Bimantoro menilai penggeledahan ini merupakan langkah tegas dan serius aparat penegak hukum dalam memberantas kejahatan ekonomi terorganisir.
“Saya memberikan apresiasi kepada Bareskrim Polri yang sudah gerak cepat, khususnya Dittipideksus, atas keberanian dan profesionalitasnya membongkar praktik TPPU yang bersumber dari tambang emas ilegal," ujar Bimantoro, Jumat, 20 Februari.
"Ini bukan kejahatan biasa, tetapi kejahatan terstruktur yang merugikan negara dan merusak lingkungan,” sambungnya.
Bimantoro menilai, pengembangan kasus ini menunjukkan komitmen kuat Polri dalam menelusuri aliran dana kejahatan, meskipun perkara asal pertambangan emas ilegal di Kalimantan Barat pada kurun 2019–2022 telah inkrah di Pengadilan Negeri Pontianak. Fakta bahwa transaksi jual-beli emas ilegal diduga masih berlanjut hingga 2025 menjadi alarm keras bagi semua pihak.
“Langkah menelusuri aliran uang sampai ke hilir, termasuk jaringan penadah dan pencucian uangnya, adalah kunci untuk memutus mata rantai kejahatan tambang ilegal. Jangan berhenti di pelaku lapangan, tetapi bongkar sampai ke aktor intelektual dan pemodal besarnya,” katanya.
BACA JUGA:
Legislator Gerindra dari Dapil Jawa Timur VIII itu juga mendukung penuh proses penyidikan yang saat ini telah memeriksa 37 orang saksi serta penyitaan berbagai barang bukti berupa dokumen dan alat elektronik.
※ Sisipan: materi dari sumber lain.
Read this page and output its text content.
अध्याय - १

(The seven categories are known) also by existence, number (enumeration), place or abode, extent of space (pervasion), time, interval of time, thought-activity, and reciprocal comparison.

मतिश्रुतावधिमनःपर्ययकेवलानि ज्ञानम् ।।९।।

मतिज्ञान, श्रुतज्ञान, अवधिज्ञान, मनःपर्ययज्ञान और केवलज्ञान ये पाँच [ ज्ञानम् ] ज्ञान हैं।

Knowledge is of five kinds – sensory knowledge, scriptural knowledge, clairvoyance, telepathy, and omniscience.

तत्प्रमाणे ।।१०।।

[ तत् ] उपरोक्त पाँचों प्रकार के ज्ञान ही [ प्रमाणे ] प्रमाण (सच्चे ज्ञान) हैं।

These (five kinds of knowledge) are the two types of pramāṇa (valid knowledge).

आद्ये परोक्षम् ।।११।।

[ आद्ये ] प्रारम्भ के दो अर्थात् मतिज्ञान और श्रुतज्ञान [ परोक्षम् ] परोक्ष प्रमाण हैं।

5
Ia mendorong Bareskrim Polri agar proses pengumpulan alat bukti dilakukan secara cermat, profesional, dan transparan hingga penetapan tersangka dilakukan secara akuntabel
“Kami di Komisi III DPR RI akan terus memberikan dukungan politik dan pengawasan agar penegakan hukum berjalan tuntas, adil, dan tidak tebang pilih," tegasnya.
"Kejahatan TPPU dari PETI ini bukan hanya soal uang, tapi juga soal masa depan lingkungan dan keberlanjutan sumber daya alam,” imbuh Bimantoro.